PE firms don't take big bets, they make reasoned long-term investments. So what are the big trends that would make this acquisition a good investment over the long term? How might those trends impact the wealth management industry?
• The power of mega distribution. A couple of years ago Financial Engines acquired The Mutual Fund Store in what was an opportunity for the largest independent 401(k) adviser (and the original robo-adviser) to pick up rollover assets from plan participants and offer human-led advisory services to executives. This time around, the owner of Edelman Financial Services, a firm with offices around the country that services a larger average client than the Mutual Fund Store, looks to use the 401(k) client base as the centerpiece for building a major national wealth management firm. It can use its size to drive cost efficiencies from vendors and derive multiple areas of synergy across the platform.

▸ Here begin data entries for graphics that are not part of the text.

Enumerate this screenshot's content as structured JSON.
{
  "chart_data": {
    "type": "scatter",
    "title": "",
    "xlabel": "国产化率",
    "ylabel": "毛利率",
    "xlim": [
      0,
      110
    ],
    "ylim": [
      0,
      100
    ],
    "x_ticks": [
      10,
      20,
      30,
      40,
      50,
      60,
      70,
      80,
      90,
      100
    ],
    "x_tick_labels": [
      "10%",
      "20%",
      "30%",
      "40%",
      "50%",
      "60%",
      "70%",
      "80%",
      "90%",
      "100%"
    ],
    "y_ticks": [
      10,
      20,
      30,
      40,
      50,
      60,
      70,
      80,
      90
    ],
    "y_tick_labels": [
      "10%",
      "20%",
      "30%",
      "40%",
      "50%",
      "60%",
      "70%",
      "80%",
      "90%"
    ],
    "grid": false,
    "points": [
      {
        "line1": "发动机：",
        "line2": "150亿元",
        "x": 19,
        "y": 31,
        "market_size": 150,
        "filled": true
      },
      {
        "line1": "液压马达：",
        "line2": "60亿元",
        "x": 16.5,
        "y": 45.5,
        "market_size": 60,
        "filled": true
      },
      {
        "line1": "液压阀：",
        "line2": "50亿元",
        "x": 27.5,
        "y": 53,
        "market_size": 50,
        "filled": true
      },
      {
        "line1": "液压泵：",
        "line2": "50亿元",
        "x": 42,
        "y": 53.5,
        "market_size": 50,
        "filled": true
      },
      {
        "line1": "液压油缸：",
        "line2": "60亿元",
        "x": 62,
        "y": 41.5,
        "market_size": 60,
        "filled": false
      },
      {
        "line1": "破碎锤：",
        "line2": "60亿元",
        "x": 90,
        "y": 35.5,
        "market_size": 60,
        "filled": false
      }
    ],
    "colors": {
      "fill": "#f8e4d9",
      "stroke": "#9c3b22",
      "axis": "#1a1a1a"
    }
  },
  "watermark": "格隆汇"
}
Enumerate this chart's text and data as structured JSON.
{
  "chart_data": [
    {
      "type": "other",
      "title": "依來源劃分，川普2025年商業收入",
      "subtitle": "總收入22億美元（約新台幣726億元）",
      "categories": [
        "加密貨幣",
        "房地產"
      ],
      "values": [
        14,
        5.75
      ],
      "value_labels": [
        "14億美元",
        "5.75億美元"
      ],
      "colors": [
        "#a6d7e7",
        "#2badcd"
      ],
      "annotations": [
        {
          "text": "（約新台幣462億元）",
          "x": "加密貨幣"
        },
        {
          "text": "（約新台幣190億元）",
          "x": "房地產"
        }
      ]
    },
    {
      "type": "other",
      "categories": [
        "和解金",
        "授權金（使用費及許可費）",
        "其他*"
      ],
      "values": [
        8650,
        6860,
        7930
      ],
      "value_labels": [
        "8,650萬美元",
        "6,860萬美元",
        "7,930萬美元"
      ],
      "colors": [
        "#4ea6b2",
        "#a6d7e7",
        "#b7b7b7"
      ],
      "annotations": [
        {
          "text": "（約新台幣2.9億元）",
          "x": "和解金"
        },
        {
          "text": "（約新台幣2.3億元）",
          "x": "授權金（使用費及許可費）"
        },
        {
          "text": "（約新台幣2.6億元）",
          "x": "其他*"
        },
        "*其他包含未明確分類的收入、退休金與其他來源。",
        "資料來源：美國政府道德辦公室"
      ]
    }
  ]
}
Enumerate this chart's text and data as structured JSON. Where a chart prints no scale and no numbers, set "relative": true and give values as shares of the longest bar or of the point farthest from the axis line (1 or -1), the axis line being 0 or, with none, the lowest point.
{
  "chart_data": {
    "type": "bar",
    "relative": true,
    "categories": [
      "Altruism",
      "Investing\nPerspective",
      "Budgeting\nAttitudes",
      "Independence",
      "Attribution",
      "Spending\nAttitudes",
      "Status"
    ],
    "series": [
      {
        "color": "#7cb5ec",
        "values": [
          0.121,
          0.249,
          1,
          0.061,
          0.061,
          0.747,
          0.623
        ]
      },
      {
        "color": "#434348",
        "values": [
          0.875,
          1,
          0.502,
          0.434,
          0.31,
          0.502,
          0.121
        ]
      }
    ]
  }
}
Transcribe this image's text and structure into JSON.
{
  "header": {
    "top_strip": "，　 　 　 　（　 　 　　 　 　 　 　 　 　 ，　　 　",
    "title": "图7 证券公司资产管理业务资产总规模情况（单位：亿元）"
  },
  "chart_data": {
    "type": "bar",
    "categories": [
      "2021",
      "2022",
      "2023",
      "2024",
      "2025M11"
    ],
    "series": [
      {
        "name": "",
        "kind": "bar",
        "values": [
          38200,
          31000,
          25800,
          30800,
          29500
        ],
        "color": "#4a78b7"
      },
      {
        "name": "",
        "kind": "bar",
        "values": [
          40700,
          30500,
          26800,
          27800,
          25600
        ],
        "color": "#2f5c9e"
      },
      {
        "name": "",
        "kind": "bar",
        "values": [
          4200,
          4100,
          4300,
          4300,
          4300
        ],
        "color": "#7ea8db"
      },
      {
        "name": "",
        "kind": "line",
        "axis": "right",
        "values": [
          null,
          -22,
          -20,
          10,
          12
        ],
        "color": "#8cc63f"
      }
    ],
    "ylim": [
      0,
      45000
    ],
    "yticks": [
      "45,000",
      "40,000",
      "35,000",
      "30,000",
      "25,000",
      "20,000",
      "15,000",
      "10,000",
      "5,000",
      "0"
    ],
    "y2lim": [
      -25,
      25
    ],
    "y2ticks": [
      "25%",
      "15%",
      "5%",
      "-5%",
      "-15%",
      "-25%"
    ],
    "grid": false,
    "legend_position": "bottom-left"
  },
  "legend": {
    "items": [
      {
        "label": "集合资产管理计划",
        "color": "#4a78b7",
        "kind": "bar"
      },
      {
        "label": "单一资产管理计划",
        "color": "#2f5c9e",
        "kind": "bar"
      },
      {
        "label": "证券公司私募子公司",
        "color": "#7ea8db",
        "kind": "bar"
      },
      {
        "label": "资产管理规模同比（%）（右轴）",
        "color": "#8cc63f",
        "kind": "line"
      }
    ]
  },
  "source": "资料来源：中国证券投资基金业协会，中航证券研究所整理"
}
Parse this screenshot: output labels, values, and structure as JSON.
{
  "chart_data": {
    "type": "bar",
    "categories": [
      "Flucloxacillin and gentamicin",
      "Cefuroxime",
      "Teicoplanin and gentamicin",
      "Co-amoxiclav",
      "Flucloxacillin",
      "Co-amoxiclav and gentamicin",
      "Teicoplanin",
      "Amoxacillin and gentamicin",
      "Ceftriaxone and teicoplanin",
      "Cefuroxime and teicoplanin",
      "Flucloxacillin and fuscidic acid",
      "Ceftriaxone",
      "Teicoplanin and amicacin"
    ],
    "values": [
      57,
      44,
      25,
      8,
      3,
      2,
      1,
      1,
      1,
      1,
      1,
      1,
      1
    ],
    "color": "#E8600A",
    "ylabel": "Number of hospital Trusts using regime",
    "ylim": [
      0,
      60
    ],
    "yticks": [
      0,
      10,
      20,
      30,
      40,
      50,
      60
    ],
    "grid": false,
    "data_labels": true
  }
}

• Continued blending of technology and people. The winning combination for wealth management in the future mixes humans with a heavy dose of technological help. The new Financial Engines/Edelman combo will be one of the largest bionic firms. No doubt the new combination will seek to expand its reach and continue to invest in marketing, research and development to deploy technology across its platform. How much does the typical independent firm spend on research and development and brand building? How will they compete in this ever more competitive world?
• Exponential growth in a clearly defined market. The real secret to this transaction is the belief that a meaningful portion of the $169 billion in plan assets on which Financial Engines advises will need human help and guidance once participants leave their existing employer. But why not start early as well? The 401(k) plan is a Trojan horse to building a larger, more substantive relationship with clients now and into the future. How will it work? I presume Ric Edelman and his team will provide educational seminars nationally to help teach existing plan participants, but also to identify and convert some of those folks into full-fledged human advice relationships along the way. How many independent firms have such a clearly articulated growth strategy?
How to compete
Financial Engines already has a direct relationship with more than $169 billion in plan assets, a relationship that was not being optimized successfully. In order for the new firm to deliver an attractive return, it needs to provide services to the billions of plan assets that roll out of its plans annually.
This will mean a new competitor to the custodians and mutual fund companies all angling to pick up the billions of dollars of retirement assets available once employees roll out of the corporate plan. It will also mean heightened competition for independent wealth managers who were once accustomed to being first in line to capture IRA rollovers. Is it any wonder it's getting harder for independent firms to capture new rollover assets?
If you want your advisory firm to grow exponentially into the next decade, I believe this merger lays the blueprint for what it will take: a willingness to commit boldly to expansion and growth, the integrated use of evolving technology throughout your firm, and a clearly articulated target market you can access and serve profitably.
I tip my hat to Ric and the team at H&F. If they can coordinate all of the components in the right way, they have the opportunity to build a phenomenal institution. Any independent firm can change its future, but how many are brave enough to change the status quo in order to get to the next level?